Bir taraftan da rejim içerisinde Perçem ve Halk fraksiyonlarının iktidar rekabeti sürmekteydi. Teraki'nin en yakın adamı olarak görülen ve Teraki gibi Halk fraksiyonundan olan Gilzay Peştunu Hafizullah Emin (1929-1979) 1979 başından itibaren Teraki ile fikir ayrılıklarına düşmüş ve iktidar mücadelesine girmişti. 14 Eylül 1979'da Hafizullah Emin bir darbeyle Teraki'yi devirdi ve tutukladı. İktidarda yaşanan bu kavga halk isyanını daha da büyüttü, bazı şehirler isyancıların kontrolüne girdi.
Hafizullah Emin
Hafizullah Emin, kendisini Afganistan'da iktidarda istemeyen Sovyetler Birliği'nin Afganistan'a müdahale edeceği sinyali vermesi üzerine Emin Teraki'yi 8 Ekim 1979'da öldürdü.

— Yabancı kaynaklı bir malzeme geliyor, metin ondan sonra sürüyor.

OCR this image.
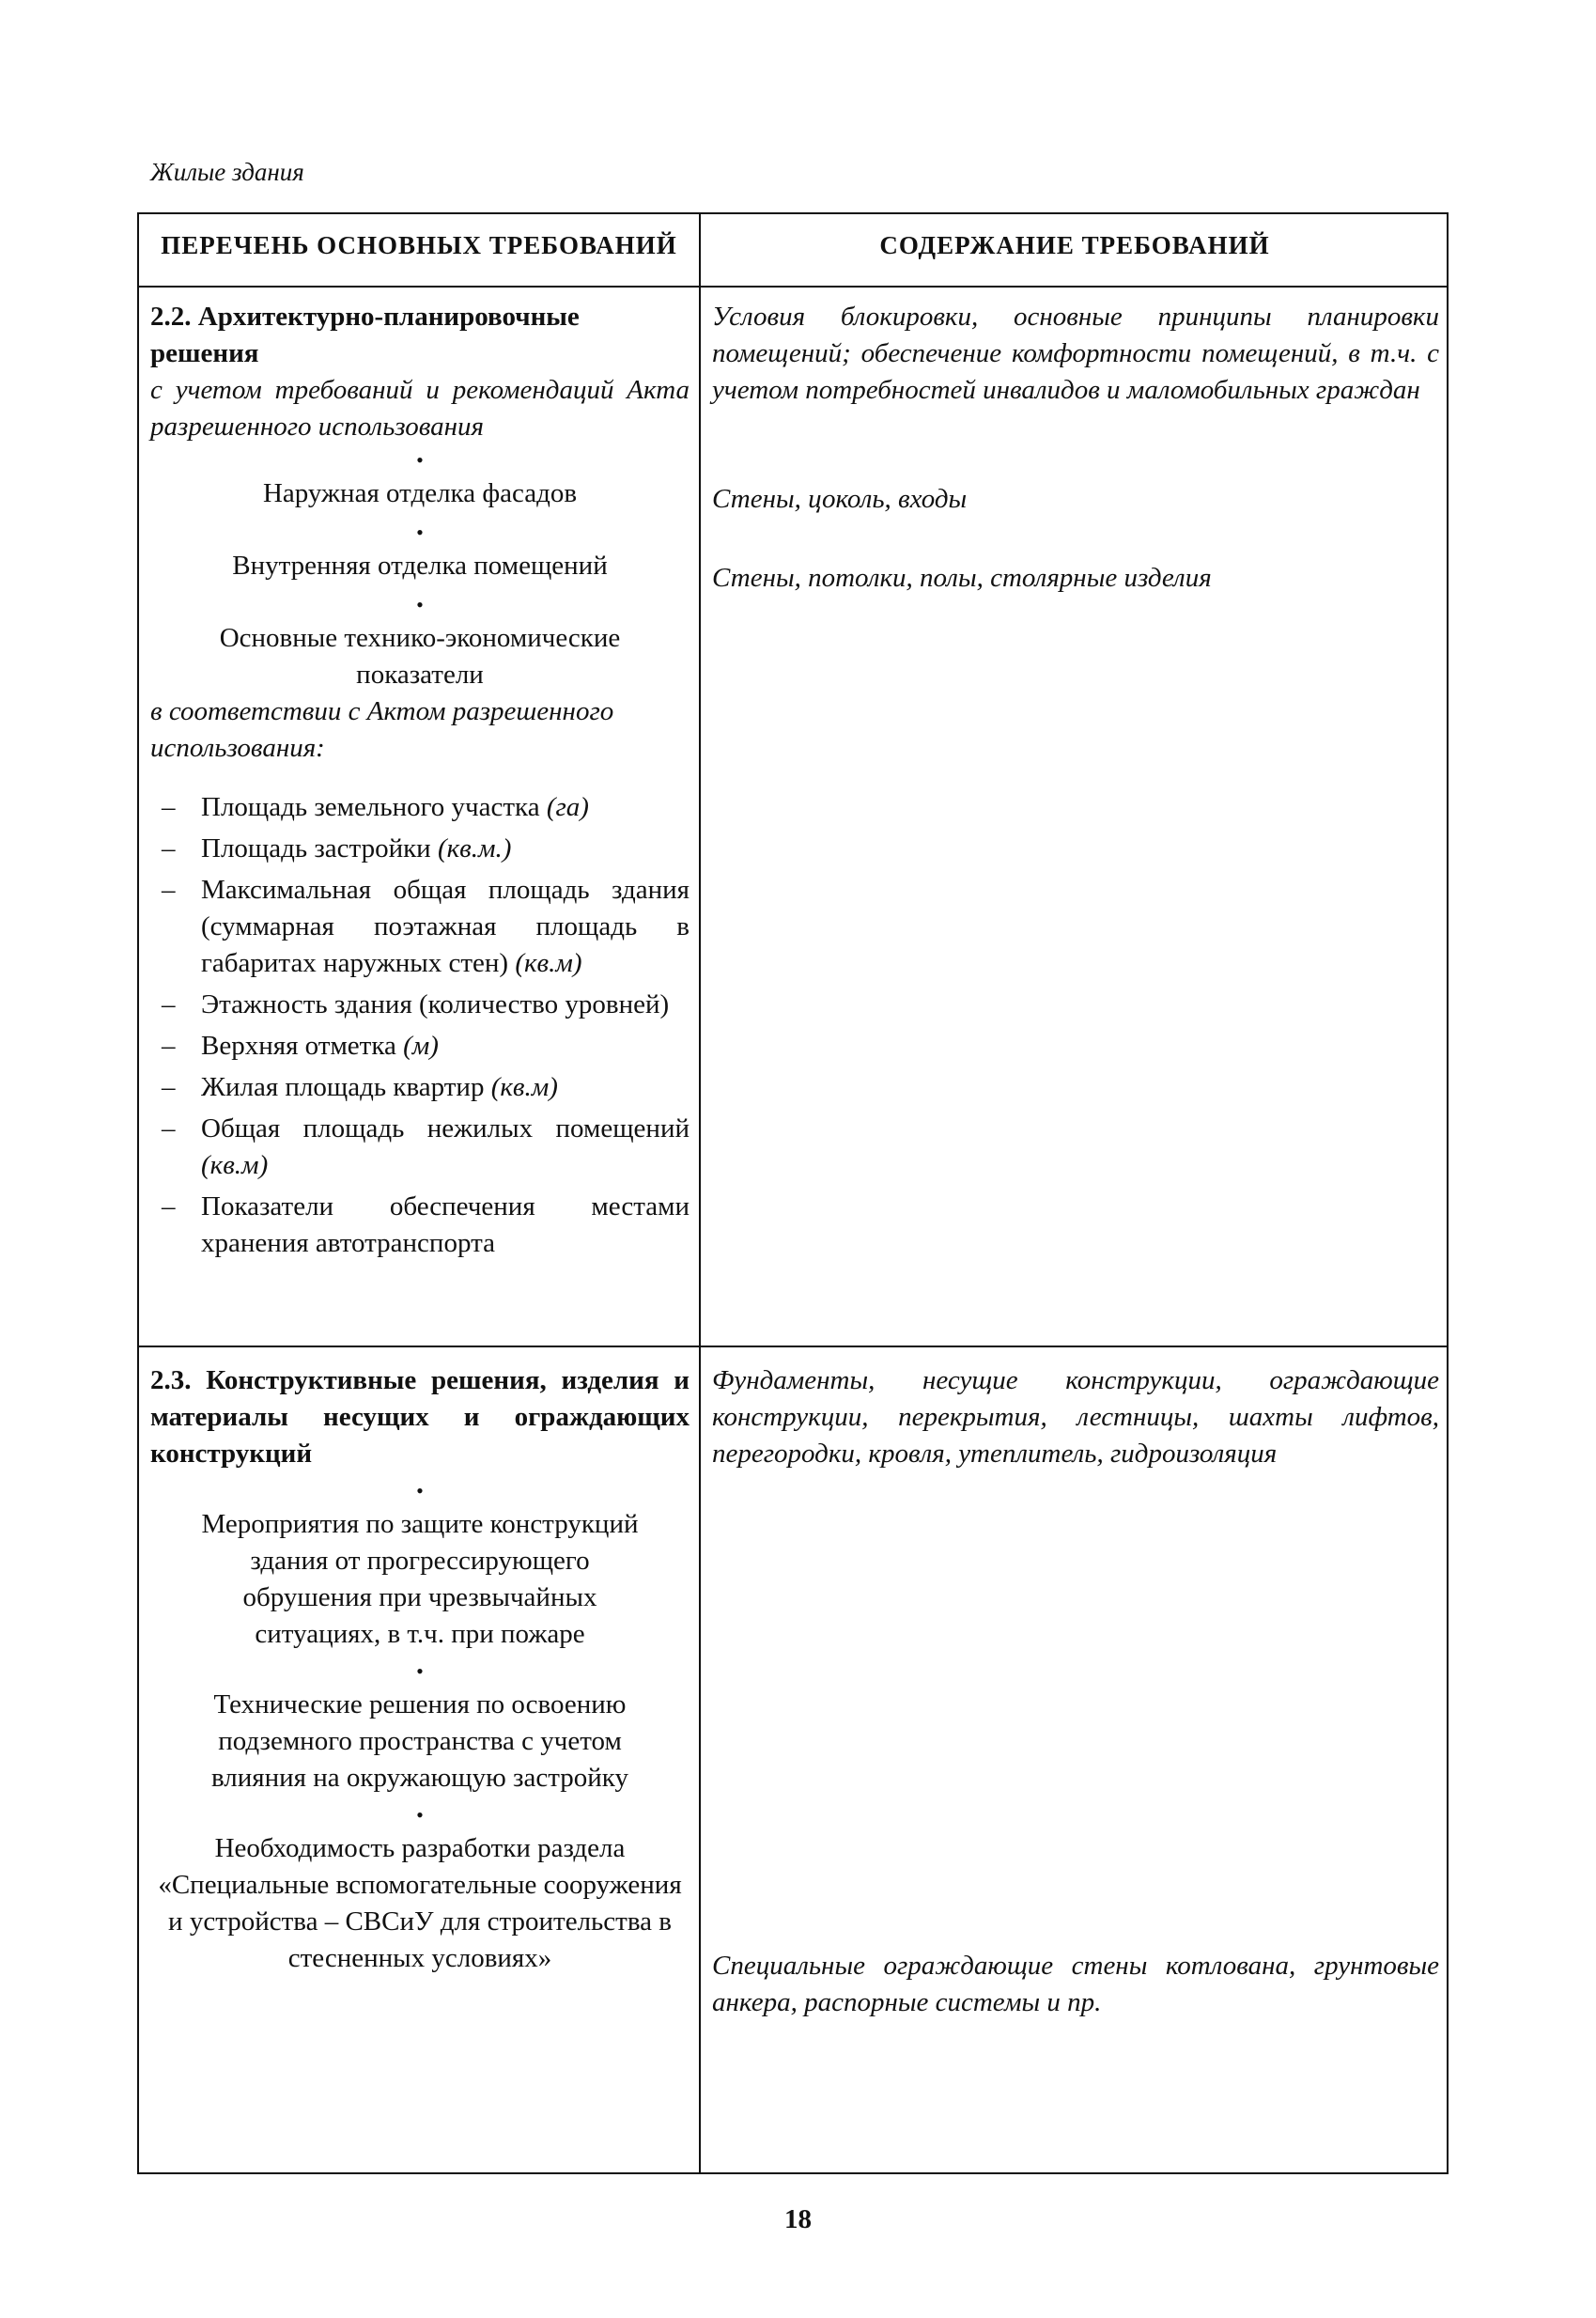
Жилые здания
ПЕРЕЧЕНЬ ОСНОВНЫХ ТРЕБОВАНИЙ	СОДЕРЖАНИЕ ТРЕБОВАНИЙ
2.2. Архитектурно-планировочные решения
с учетом требований и рекомендаций Акта разрешенного использования
•
Наружная отделка фасадов
•
Внутренняя отделка помещений
•
Основные технико-экономические показатели
в соответствии с Актом разрешенного использования:
– Площадь земельного участка (га)
– Площадь застройки (кв.м.)
– Максимальная общая площадь здания (суммарная поэтажная площадь в габаритах наружных стен) (кв.м)
– Этажность здания (количество уровней)
– Верхняя отметка (м)
– Жилая площадь квартир (кв.м)
– Общая площадь нежилых помещений (кв.м)
– Показатели обеспечения местами хранения автотранспорта
Условия блокировки, основные принципы планировки помещений; обеспечение комфортности помещений, в т.ч. с учетом потребностей инвалидов и маломобильных граждан
Стены, цоколь, входы
Стены, потолки, полы, столярные изделия
2.3. Конструктивные решения, изделия и материалы несущих и ограждающих конструкций
•
Мероприятия по защите конструкций здания от прогрессирующего обрушения при чрезвычайных ситуациях, в т.ч. при пожаре
•
Технические решения по освоению подземного пространства с учетом влияния на окружающую застройку
•
Необходимость разработки раздела «Специальные вспомогательные сооружения и устройства – СВСиУ для строительства в стесненных условиях»
Фундаменты, несущие конструкции, ограждающие конструкции, перекрытия, лестницы, шахты лифтов, перегородки, кровля, утеплитель, гидроизоляция
Специальные ограждающие стены котлована, грунтовые анкера, распорные системы и пр.
18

Hem Sovyet müdahalesinden endişe eden hem de halk isyanıyla Kabil dışında tüm bölgeleri kaybetmek üzere olan Emin aslında dindar biri olduğu açıklamasını yaptı ve ABD ve Pakistan ile iyi ilişkiler kurmak istediğini söyledi. Fakat Emin bir taraftan da halka yönelik katliamlara devam etti.
Emin'in açıklamaları ve Afganistan'ın git gide anti-Komünist güçlerin eline geçmeye başlaması üzerine Sovyetler Birliği Afganistan'ı işgale karar verdi. Nisan 1978 darbesinin ardından aşamalı olmayan doğrudan Komünist devrim yöntemini benimsedikleri için Halk fraksiyonunu destekleyen Sovyetler Birliği, o dönemden beri yaşananları değerlendirerek Perçem fraksiyonunun daha sistemli ve soğukkanlı olduğuna kanaat getirdi. İşgal öncesi bu fraksiyonun lideri Babrak Karmal ile anlaştı.
Bu antlaşmaya göre işgal sonrası duruma göre Afganistan'ın bir Sovyet cumhuriyeti olarak Sovyetler Birliği'ne katılması da düşünülebilirdi.
24 Aralık 1979'da 115 bin Sovyet askeri Afganistan'ı işgale başladı. Hafizullah Emin başlangıçta bu işgalin anti-Komünist güçlere karşı olduğunu, Sovyetlerin kendisine yardım için geldiğini, kendisini devirmeyeceğini düşünüyordu. Fakat 27 Aralık 1979'da Sovyet komandoları Emin'i öldürdü. Halk fraksiyonu dağılırken Afganistan'ın başına Babrak Karmal geçti.
Sevr Devrimi olarak anılan darbe, Afganistan'da halen çözülemeyen kriz ve savaş ortamına yol açacaktı.